Reading the center signs incorrectly, because in (x - h)^2 + (y - k)^2 = r^2 the center is (h, k), so opposite signs often appear inside the parentheses.
Using r instead of r^2, because the equation equals the square of the radius, not the radius itself.
Forgetting to complete the square for both x and y terms, because a circle in general form must be rewritten in both variables to reveal the true center and radius.
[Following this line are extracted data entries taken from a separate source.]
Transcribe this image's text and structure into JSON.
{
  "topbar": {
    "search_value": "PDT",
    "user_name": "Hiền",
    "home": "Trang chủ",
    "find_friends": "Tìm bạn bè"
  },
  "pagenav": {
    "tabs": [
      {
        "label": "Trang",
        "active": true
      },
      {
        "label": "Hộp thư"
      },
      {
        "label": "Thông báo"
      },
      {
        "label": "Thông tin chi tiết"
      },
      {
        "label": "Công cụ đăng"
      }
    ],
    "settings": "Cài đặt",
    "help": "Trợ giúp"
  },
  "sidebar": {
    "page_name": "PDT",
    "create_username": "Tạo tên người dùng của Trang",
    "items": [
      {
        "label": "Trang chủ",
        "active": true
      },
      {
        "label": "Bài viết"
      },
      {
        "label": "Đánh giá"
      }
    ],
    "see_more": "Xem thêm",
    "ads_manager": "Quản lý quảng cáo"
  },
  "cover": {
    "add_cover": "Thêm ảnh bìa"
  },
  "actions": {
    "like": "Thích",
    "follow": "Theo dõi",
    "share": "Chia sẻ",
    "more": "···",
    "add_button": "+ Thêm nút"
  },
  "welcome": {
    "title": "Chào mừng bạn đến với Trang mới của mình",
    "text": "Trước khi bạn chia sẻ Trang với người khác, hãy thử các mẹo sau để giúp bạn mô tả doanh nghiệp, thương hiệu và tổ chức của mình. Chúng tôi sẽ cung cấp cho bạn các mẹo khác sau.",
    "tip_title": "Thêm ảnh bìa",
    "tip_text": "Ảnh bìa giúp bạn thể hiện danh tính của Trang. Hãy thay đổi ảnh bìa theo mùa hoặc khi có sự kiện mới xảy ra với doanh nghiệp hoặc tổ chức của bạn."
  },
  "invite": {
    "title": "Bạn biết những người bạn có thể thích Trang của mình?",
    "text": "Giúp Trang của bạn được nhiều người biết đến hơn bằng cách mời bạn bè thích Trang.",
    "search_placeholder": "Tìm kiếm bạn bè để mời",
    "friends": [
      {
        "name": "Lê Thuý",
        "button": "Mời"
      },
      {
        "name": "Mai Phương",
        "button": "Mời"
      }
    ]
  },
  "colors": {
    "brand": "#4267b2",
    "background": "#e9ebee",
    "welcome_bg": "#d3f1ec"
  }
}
Assuming every line intersects a circle twice, because a line can touch once at a tangent point or miss the circle completely.

Practice Questions

1 Find the center and radius of the circle (x - 4)^2 + (y + 1)^2 = 16.
2 Rewrite x^2 + y^2 - 6x + 8y - 11 = 0 in standard form by completing the square, then state the center and radius.
3 A line and a circle form a system. Explain how the number of solutions tells whether the line misses the circle, touches it once, or crosses it twice.